Euclides (Euclid)
Euclides (Euclid)
Flourishing circa 295 b.c.e.
Mathematician
Uncertain Biography. Although Euclid is one of the more identifiable and enduring writers in classical antiquity by giving his name to a branch of geometry—Euclidean—little is known about his life. Only two biographical details can be established: he was intermediate between Plato (died circa 347 b.c.e.) and Archimedes (born circa 287 b.c.e.); and he taught in Alexandria in Egypt. Earlier scholars believed that Euclid came after Archimedes because Euclid’s Elements 1.2 is cited in Archimedes’ work, but the passage is regarded as an interpolation. Mathematical commentator Pappus of Alexandria (flourishing 320 c.e.) records that Apollonius lived in Alexandria with Euclid’s students and this time period was probably between 246 and 221. One anecdote reveals the only personal detail, recorded by the Lycian Neo-platonist philosopher Proclus, who tells us that King Ptolemy (which Ptolemy is not stated) asked Euclid whether there was an easier way to learn geometry other than reading the whole of Elements. Euclid is said to have replied that “there is no royal road to geometry.”

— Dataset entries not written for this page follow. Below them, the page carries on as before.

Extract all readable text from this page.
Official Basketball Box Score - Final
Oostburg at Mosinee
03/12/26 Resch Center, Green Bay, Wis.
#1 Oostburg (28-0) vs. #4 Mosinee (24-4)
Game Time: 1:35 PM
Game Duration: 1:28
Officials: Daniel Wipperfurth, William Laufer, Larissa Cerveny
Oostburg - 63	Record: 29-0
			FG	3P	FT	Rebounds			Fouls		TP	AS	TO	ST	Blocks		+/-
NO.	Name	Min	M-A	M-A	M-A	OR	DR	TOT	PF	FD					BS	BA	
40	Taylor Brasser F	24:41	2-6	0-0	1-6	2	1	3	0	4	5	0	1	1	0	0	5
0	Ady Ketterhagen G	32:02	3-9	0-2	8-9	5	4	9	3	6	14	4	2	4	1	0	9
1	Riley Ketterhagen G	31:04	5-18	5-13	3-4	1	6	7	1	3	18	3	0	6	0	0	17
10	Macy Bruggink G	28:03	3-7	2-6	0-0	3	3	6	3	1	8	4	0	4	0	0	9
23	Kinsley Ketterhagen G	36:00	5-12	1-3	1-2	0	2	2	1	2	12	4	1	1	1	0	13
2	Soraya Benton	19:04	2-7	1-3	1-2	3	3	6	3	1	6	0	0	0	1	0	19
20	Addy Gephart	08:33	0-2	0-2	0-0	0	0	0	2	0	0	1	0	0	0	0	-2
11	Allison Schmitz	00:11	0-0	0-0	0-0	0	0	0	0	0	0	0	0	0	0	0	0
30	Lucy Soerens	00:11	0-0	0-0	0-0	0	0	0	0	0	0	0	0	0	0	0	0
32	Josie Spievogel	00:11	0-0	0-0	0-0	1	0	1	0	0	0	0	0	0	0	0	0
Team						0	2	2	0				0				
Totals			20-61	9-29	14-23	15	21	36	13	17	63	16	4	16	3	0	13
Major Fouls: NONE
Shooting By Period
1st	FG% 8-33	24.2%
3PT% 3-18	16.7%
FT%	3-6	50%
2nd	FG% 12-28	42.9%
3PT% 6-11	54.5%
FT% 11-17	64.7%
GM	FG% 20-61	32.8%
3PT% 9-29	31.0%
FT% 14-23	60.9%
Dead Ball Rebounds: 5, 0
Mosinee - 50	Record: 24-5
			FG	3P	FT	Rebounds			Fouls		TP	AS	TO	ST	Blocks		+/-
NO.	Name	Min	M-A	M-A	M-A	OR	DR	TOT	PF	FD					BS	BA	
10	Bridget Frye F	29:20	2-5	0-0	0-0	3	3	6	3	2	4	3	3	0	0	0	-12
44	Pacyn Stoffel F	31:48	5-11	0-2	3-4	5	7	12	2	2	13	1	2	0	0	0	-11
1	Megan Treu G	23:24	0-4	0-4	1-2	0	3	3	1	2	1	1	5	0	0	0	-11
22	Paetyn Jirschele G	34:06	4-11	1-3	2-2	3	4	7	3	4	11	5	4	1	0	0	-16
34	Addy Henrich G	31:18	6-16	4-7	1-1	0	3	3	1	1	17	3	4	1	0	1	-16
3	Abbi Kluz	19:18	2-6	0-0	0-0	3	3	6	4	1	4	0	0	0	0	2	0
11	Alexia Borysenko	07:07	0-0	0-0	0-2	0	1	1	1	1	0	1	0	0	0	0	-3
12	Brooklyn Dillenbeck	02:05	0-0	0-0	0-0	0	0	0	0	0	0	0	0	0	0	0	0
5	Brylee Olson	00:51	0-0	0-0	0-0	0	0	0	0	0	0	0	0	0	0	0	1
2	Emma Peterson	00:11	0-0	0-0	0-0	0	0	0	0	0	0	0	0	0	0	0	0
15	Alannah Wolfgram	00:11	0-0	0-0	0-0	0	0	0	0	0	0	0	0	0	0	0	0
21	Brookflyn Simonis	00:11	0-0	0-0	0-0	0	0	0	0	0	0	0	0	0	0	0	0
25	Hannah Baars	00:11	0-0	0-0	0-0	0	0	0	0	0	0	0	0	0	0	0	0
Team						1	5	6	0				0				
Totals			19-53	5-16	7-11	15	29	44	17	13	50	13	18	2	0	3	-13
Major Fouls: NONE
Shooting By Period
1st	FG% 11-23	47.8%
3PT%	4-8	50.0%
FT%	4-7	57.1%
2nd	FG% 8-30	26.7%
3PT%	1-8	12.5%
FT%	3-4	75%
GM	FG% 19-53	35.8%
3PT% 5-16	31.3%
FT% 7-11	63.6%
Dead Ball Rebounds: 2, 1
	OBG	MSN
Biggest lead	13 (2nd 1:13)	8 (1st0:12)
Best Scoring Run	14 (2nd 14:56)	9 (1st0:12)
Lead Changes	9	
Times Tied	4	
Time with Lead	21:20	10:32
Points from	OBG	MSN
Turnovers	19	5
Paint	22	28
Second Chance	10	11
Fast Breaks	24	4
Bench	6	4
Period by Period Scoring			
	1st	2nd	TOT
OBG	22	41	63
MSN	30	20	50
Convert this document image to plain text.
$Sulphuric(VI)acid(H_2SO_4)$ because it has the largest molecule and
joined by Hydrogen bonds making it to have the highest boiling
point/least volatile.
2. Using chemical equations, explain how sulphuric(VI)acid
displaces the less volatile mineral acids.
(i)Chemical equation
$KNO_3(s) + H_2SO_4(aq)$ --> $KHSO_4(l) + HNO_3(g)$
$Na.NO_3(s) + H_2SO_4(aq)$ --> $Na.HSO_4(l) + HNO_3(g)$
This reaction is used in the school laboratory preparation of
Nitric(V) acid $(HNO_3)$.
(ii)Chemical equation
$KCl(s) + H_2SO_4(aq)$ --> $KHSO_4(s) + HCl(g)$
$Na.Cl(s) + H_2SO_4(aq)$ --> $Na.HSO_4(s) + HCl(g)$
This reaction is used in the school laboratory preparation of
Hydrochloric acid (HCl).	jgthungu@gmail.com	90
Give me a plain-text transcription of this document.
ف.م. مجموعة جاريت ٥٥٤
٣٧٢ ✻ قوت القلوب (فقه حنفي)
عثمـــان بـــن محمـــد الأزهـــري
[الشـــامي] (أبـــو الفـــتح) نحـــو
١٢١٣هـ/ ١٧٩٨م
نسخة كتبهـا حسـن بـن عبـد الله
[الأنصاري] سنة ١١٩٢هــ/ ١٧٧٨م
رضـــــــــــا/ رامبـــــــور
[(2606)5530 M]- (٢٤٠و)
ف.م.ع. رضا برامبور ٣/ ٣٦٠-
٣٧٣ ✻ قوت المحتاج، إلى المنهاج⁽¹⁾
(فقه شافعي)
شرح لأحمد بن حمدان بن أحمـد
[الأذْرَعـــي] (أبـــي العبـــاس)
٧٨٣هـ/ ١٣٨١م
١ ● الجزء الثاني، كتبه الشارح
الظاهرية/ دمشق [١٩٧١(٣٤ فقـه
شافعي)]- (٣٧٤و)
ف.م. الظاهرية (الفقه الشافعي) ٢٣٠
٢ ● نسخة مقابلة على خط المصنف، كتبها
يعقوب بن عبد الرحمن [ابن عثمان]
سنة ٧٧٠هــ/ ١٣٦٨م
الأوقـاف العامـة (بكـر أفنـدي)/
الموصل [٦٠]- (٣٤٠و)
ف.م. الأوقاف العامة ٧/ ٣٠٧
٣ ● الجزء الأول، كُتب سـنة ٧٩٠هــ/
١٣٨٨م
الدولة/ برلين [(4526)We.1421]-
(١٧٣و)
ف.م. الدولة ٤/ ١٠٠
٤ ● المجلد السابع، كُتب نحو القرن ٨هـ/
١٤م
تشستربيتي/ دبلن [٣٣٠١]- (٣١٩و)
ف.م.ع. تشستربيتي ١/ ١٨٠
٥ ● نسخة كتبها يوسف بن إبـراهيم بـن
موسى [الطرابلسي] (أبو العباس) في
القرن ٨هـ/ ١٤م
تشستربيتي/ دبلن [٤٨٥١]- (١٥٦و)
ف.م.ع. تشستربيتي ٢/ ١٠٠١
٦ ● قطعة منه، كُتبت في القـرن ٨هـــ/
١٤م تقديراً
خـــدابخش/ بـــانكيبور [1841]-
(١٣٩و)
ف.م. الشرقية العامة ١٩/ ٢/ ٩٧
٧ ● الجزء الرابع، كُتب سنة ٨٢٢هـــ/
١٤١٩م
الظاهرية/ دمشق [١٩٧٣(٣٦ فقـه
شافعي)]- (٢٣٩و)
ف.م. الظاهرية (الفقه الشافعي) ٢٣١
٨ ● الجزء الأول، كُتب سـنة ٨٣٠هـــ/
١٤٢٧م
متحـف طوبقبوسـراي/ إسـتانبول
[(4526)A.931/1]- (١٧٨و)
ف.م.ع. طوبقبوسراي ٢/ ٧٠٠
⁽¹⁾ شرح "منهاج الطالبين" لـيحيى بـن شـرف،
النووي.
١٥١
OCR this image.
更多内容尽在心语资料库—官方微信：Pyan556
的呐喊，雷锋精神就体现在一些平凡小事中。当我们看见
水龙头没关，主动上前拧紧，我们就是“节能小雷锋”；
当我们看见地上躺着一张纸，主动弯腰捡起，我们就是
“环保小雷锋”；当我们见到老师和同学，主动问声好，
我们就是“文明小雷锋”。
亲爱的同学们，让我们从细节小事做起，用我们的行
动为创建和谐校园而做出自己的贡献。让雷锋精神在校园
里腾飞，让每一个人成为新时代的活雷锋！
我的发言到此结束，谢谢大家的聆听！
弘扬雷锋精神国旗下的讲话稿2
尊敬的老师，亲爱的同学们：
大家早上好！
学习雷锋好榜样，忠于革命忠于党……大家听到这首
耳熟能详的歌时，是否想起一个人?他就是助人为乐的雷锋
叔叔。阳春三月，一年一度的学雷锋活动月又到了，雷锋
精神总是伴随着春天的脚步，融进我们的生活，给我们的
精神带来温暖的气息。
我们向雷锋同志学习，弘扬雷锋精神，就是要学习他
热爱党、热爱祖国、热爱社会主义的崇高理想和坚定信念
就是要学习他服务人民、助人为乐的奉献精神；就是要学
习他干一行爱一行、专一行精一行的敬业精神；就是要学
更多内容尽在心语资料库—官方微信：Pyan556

Mathematical Contributions. In addition to Euclid’s contributions to the study of geometry, which were substantial because of the influence of Elements, considered the standard textbook for more than two thousand years, he also wrote on conics, optics, and music (although some of the authorship of these works is disputed). He also wrote another work on geometry, Data.
Sources
Benno Artmann, Euclid: The Creation of Mathematics (New York: Springer, 1999).
Ian Mueller, Philosophy of Mathematics and Deductive Structure in Euclid’s Elements (Cambridge, Mass.: MIT Press, 1981).
G. J. Toomer, “Euclid,” in The Oxford Classical Dictionary, edited by Simon Hornblower and Antony Spawforth, third edition (Oxford: Oxford University Press, 1999), p. 564.